Someone had tapped at the door. In response to his invitation a young man entered of about his own age; not tall, but sturdily built, with close-cut black hair, small dark eyes, and a somewhat voluminous moustache. There was that in his manner which hinted that he was in a state of some excitement; that, indeed, he was an excitable young man. He came right up to the table, with a billycock hat in one hand and a bamboo cane in the other. He looked at Elmore with what were scarcely friendly eyes. When he spoke it was in what evidently were lowered tones and with a curious, staccato utterance, as if he wished to throw his words into the other’s face.

“You’ll have to excuse my coming in like this, but I’m going out, and I want to speak to you before I do go.”

“That’s very good of you. I believe you are Mr. Dale.”

“My name is Dale--George Dale, as you very well know.”

“Pray sit down, Mr. Dale. I don’t remember to have had the pleasure of being introduced to you before.”

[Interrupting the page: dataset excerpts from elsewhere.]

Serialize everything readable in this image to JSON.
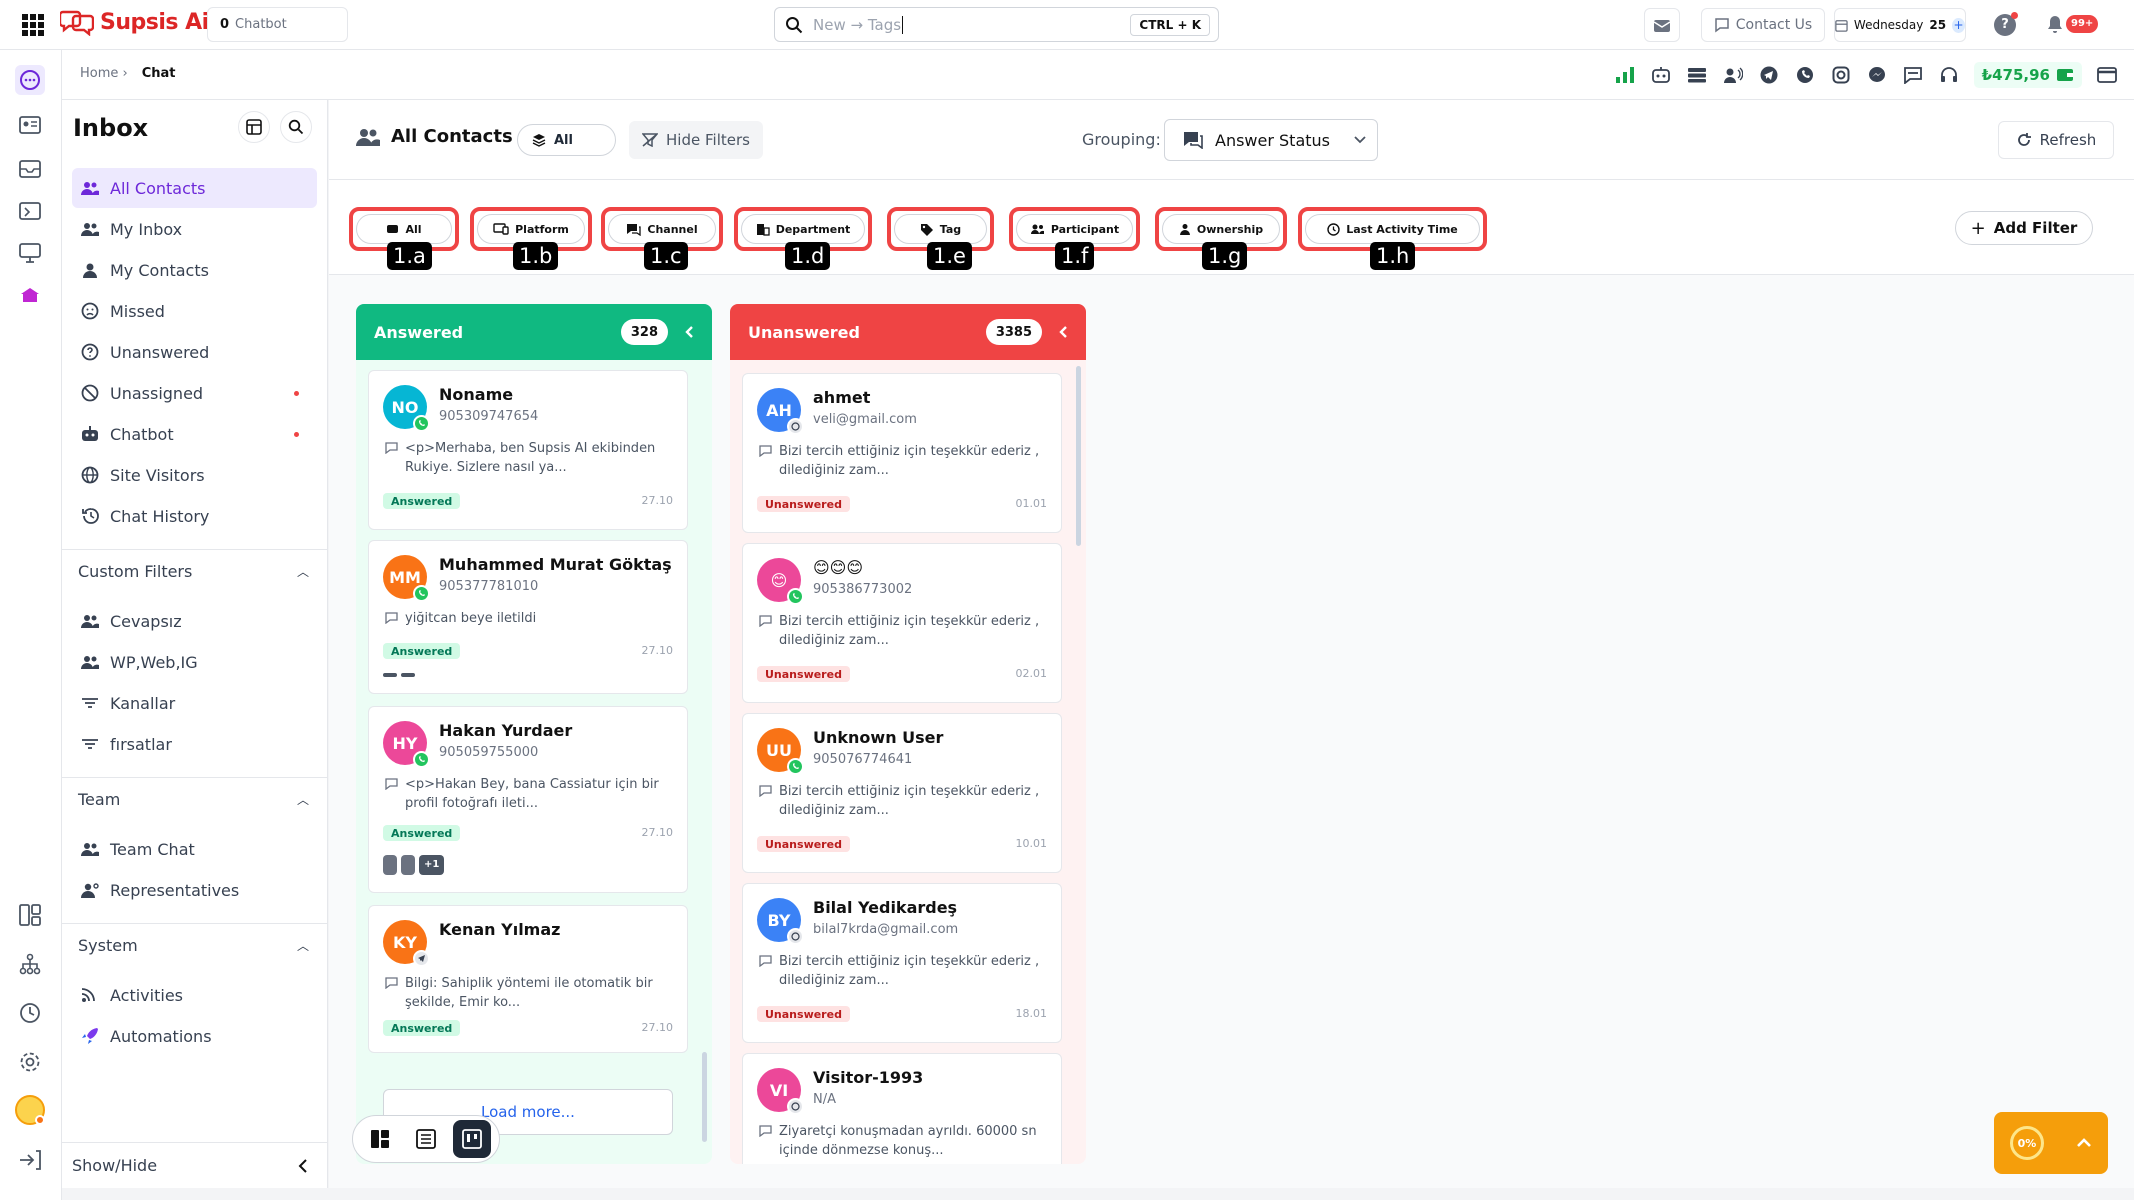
{
  "app": {
    "brand": "Supsis Ai",
    "brand_color": "#dc2626",
    "accent": "#6d28d9"
  },
  "topbar": {
    "chatbot_count": "0",
    "chatbot_label": "Chatbot",
    "search_placeholder": "New → Tags",
    "shortcut": "CTRL + K",
    "contact_us": "Contact Us",
    "date": "Wednesday",
    "date_day": "25",
    "notif_badge": "99+"
  },
  "breadcrumb": {
    "home": "Home ›",
    "current": "Chat"
  },
  "balance": "₺475,96",
  "sidebar": {
    "title": "Inbox",
    "items": [
      {
        "label": "All Contacts",
        "icon": "users-icon",
        "active": true
      },
      {
        "label": "My Inbox",
        "icon": "users-icon"
      },
      {
        "label": "My Contacts",
        "icon": "user-icon"
      },
      {
        "label": "Missed",
        "icon": "sad-face-icon"
      },
      {
        "label": "Unanswered",
        "icon": "question-icon"
      },
      {
        "label": "Unassigned",
        "icon": "block-icon",
        "dot": true
      },
      {
        "label": "Chatbot",
        "icon": "robot-icon",
        "dot": true
      },
      {
        "label": "Site Visitors",
        "icon": "globe-icon"
      },
      {
        "label": "Chat History",
        "icon": "history-icon"
      }
    ],
    "custom_filters": {
      "title": "Custom Filters",
      "items": [
        "Cevapsız",
        "WP,Web,IG",
        "Kanallar",
        "fırsatlar"
      ]
    },
    "team": {
      "title": "Team",
      "items": [
        "Team Chat",
        "Representatives"
      ]
    },
    "system": {
      "title": "System",
      "items": [
        "Activities",
        "Automations"
      ]
    },
    "show_hide": "Show/Hide"
  },
  "main": {
    "title": "All Contacts",
    "all_pill": "All",
    "hide_filters": "Hide Filters",
    "grouping_label": "Grouping:",
    "grouping_value": "Answer Status",
    "refresh": "Refresh",
    "add_filter": "Add Filter",
    "filters": [
      {
        "label": "All",
        "badge": "1.a"
      },
      {
        "label": "Platform",
        "badge": "1.b"
      },
      {
        "label": "Channel",
        "badge": "1.c"
      },
      {
        "label": "Department",
        "badge": "1.d"
      },
      {
        "label": "Tag",
        "badge": "1.e"
      },
      {
        "label": "Participant",
        "badge": "1.f"
      },
      {
        "label": "Ownership",
        "badge": "1.g"
      },
      {
        "label": "Last Activity Time",
        "badge": "1.h"
      }
    ]
  },
  "columns": {
    "answered": {
      "title": "Answered",
      "count": "328",
      "color": "#10b981",
      "load_more": "Load more...",
      "cards": [
        {
          "initials": "NO",
          "name": "Noname",
          "sub": "905309747654",
          "msg": "<p>Merhaba, ben Supsis AI ekibinden Rukiye. Sizlere nasıl ya...",
          "status": "Answered",
          "date": "27.10",
          "color": "#06b6d4"
        },
        {
          "initials": "MM",
          "name": "Muhammed Murat Göktaş",
          "sub": "905377781010",
          "msg": "yiğitcan beye iletildi",
          "status": "Answered",
          "date": "27.10",
          "color": "#f97316"
        },
        {
          "initials": "HY",
          "name": "Hakan Yurdaer",
          "sub": "905059755000",
          "msg": "<p>Hakan Bey, bana Cassiatur için bir profil fotoğrafı ileti...",
          "status": "Answered",
          "date": "27.10",
          "color": "#ec4899",
          "extra": "+1"
        },
        {
          "initials": "KY",
          "name": "Kenan Yılmaz",
          "sub": "",
          "msg": "Bilgi: Sahiplik yöntemi ile otomatik bir şekilde, Emir ko...",
          "status": "Answered",
          "date": "27.10",
          "color": "#f97316"
        }
      ]
    },
    "unanswered": {
      "title": "Unanswered",
      "count": "3385",
      "color": "#ef4444",
      "cards": [
        {
          "initials": "AH",
          "name": "ahmet",
          "sub": "veli@gmail.com",
          "msg": "Bizi tercih ettiğiniz için teşekkür ederiz , dilediğiniz zam...",
          "status": "Unanswered",
          "date": "01.01",
          "color": "#3b82f6"
        },
        {
          "initials": "😊",
          "name": "😊😊😊",
          "sub": "905386773002",
          "msg": "Bizi tercih ettiğiniz için teşekkür ederiz , dilediğiniz zam...",
          "status": "Unanswered",
          "date": "02.01",
          "color": "#ec4899"
        },
        {
          "initials": "UU",
          "name": "Unknown User",
          "sub": "905076774641",
          "msg": "Bizi tercih ettiğiniz için teşekkür ederiz , dilediğiniz zam...",
          "status": "Unanswered",
          "date": "10.01",
          "color": "#f97316"
        },
        {
          "initials": "BY",
          "name": "Bilal Yedikardeş",
          "sub": "bilal7krda@gmail.com",
          "msg": "Bizi tercih ettiğiniz için teşekkür ederiz , dilediğiniz zam...",
          "status": "Unanswered",
          "date": "18.01",
          "color": "#3b82f6"
        },
        {
          "initials": "VI",
          "name": "Visitor-1993",
          "sub": "N/A",
          "msg": "Ziyaretçi konuşmadan ayrıldı. 60000 sn içinde dönmezse konuş...",
          "status": "",
          "date": "",
          "color": "#ec4899"
        }
      ]
    }
  },
  "progress": {
    "value": "0%"
  }
}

“Thanking you all the same, I won’t sit down, and as to being introduced to you, I never have been. It’s only for your sake I’m speaking to you now. I want to ask you a question to begin with.”

“Ask it, Mr. Dale.”

“What are your intentions as regards Miss Joyce?”

“Really, Mr. Dale, I don’t know if you are joking in putting such a question. If you aren’t I certainly don’t know what you mean.”

Rodney smiled at his visitor pleasantly; but the smile, instead of affording Mr. Dale gratification, not only caused his scowl to deepen, but induced him to use language of unexpected vigour.

“You’re a liar! That’s what you are--a liar! You’re a liar, because you know quite well what I mean. I’m not afraid of you. You’re a bigger man than I am, but I can use the gloves. You wouldn’t knock me out so easy as you think. I’d mark you first! But I haven’t come here to fight you.”